- 6 years ago
So, I am posting anonymously because I have a few friends who know my account information and I don’t want them to see/know about this.
Here is the story (also this is long…sorry):
When I was in 15 I studied abroad for a semester. Before I left, a boy who I was acquainted with wrote me a very sweet note. He clearly had a crush on me at that time.
Needless to say, we became penpals. We wrote to each other extensively during HS and were very close. As I became serious with my Fiance we talked less and less because I was pre-occupied with other things (clearly) and he was too.
However, my penpal came into town about a month ago. It’s the first time I’ve seen him in 10 years. I would never say I believed in love at first sight…but Bee’s…I don’t know what it was!! I haven’t laughed that much in SO long and he was clearly so intelligent, and thoughtful, and sensitive and cute too!! When we seperated, the first thing I did was call my best friend and gush. (FYI: I did not experience this with my Fiance, I would say my Fiance won me over by being so wonderful over and over again)
So, I’m NOT breaking off my wedding. I know nothing will happen with this penpal…Beyond the logistics of Penpal living in another country, I’ ve committed myself to my Fiance. My Fiance is loving, thoughtful, committed, and respectful. We have a history and he’s REALLY been there for me. That is worth more than anything.
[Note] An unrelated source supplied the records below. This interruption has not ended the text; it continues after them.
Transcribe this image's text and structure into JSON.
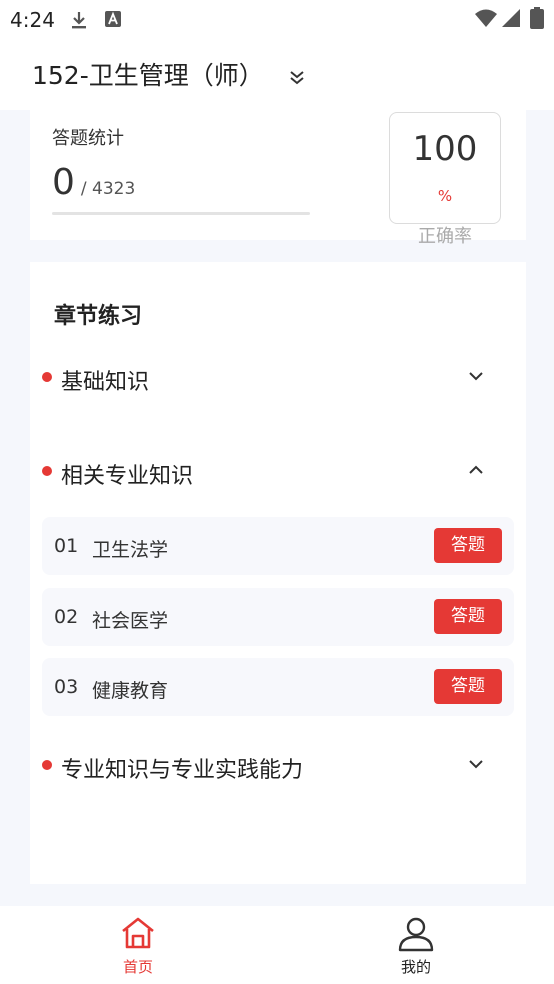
{
  "status_bar": {
    "time": "4:24"
  },
  "header": {
    "title": "152-卫生管理（师）"
  },
  "stats": {
    "label": "答题统计",
    "answered": "0",
    "total": "/ 4323",
    "accuracy": {
      "value": "100",
      "unit": "%",
      "label": "正确率"
    }
  },
  "chapters": {
    "title": "章节练习",
    "sections": [
      {
        "label": "基础知识",
        "expanded": false
      },
      {
        "label": "相关专业知识",
        "expanded": true,
        "items": [
          {
            "num": "01",
            "label": "卫生法学",
            "button": "答题"
          },
          {
            "num": "02",
            "label": "社会医学",
            "button": "答题"
          },
          {
            "num": "03",
            "label": "健康教育",
            "button": "答题"
          }
        ]
      },
      {
        "label": "专业知识与专业实践能力",
        "expanded": false
      }
    ]
  },
  "tabbar": {
    "tabs": [
      {
        "label": "首页",
        "icon": "home-icon",
        "active": true
      },
      {
        "label": "我的",
        "icon": "user-icon",
        "active": false
      }
    ]
  },
  "colors": {
    "accent": "#e53935",
    "background": "#f5f7fc",
    "card": "#ffffff"
  }
}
However, it’s been a month and I STILL can’t stop thinking about Penpal. I keep fantasizing about him and the clear connection between us when we met, and the connection that he must have sensed when I was 15. I sent him a few links I thought he’d like and he wrote me a nice email today, but that is the extent to which we’ve been in touch since he left. (Also, I was super excited to open his email, more than I should have been)
On the one hand I feel like I should cut off communication with him so I can “get over him”, but on the other hand Penpal and I have such history, I feel like it would be such a shame. I also think it would be creating drama where it doesn’t need to exist, especially because he’s being really respectful of my relationship with Fiance (Although Penpal did look super sad when we said goodbye.)
I also am of half a mind to tell Penpal how I feel so I can get it off my chest and out into the open (saying: I’m engaged, nothing is going to happen, but I want you to know). But, I think that would be really disrespectful to Fiance.
I don’t know Bee’s. I know this is an extra-ordinary circumstance but has anything like this happened to anyone? Is this cold feet? What do you all think? Will this infatuation fade over time? Should I steer clear of communication or just play it cool?